There are many kinds of debt that can strain your budget and potentially result in collection activity. Your debts could also become a concern for your surviving family members if you die unexpectedly. When you understand what will happen with your debt after you die, you may come to realize why it is so important for people to address debts in their estate plans.

Your debt becomes the obligation of your estate

Your credit cards, student loans and other outstanding financial obligations don’t simply disappear after you die. Instead, they become the obligation of your estate.

Any property that you own will become part of your estate and may potentially need to pass through Colorado probate courts. Your creditors with valid claims, ranging from the hospital that treated you to credit card companies, will have a right to bring a claim against your estate for repayment. In fact, creditor claims typically take priority over the inheritance rights of the people that you love.

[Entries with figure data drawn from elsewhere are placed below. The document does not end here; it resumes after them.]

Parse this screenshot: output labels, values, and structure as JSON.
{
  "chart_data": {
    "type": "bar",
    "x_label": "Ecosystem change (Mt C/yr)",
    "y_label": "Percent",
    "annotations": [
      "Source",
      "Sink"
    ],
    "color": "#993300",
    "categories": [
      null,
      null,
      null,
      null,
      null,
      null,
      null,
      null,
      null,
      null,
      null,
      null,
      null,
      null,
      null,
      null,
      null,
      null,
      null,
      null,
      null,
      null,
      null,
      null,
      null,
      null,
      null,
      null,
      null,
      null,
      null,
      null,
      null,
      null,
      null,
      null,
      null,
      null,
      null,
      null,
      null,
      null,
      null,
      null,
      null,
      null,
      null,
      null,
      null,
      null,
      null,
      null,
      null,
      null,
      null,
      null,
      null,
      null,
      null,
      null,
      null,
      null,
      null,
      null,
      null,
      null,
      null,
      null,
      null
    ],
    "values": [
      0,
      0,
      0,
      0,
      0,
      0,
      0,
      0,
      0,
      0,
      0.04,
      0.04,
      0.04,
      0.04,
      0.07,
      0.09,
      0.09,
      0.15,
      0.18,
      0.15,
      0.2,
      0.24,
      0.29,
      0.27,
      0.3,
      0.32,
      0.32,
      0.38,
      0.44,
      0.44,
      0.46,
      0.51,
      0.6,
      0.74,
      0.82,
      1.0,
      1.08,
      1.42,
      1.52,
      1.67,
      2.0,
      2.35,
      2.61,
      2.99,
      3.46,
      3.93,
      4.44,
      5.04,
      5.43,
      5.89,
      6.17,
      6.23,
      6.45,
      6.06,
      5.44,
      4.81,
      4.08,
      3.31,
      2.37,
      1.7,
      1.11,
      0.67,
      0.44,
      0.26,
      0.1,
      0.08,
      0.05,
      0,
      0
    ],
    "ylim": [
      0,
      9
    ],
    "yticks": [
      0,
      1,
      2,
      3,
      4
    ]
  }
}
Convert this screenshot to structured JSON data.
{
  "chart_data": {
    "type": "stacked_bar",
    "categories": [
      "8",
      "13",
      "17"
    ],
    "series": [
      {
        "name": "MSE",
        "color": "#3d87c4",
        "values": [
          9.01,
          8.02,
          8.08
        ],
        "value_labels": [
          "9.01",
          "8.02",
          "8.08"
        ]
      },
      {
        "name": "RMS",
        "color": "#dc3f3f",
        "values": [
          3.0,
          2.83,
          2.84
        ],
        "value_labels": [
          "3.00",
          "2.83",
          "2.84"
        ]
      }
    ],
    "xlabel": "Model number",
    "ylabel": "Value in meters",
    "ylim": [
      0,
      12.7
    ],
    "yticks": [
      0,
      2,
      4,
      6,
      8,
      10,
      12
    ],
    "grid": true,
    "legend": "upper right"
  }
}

The personal representative of your estate may have to sell off your property and empty your bank accounts to pay off your debt during the estate administration process.

How planning can help

Every estate plan is different, and the property you own and who you would prefer to inherit that property will influence exactly what strategy you employ. However, changing the ownership of assets is often an important part of protecting your assets in your estate plan.

Moving property into a family limited partnership, for example, can potentially keep those assets out of Colorado probate court and provide obstacles to creditors laying claim to them. Even those who believe that their estate will have sufficient property to repay their creditors and still provide an inheritance for their family members or other intended beneficiaries can benefit from addressing debts in their estate plans.

From moving to shield certain assets to changing the insurance that you carry to ensure there is enough coverage to pay everything you owe in full, there are many strategies that can assist those planning their estates and concerned with what impact their personal debt might have. Recognizing the impact that debt can have on your legacy might motivate you to consider it carefully as you engage in estate planning or review your existing plan to update it based on your changing family circumstances.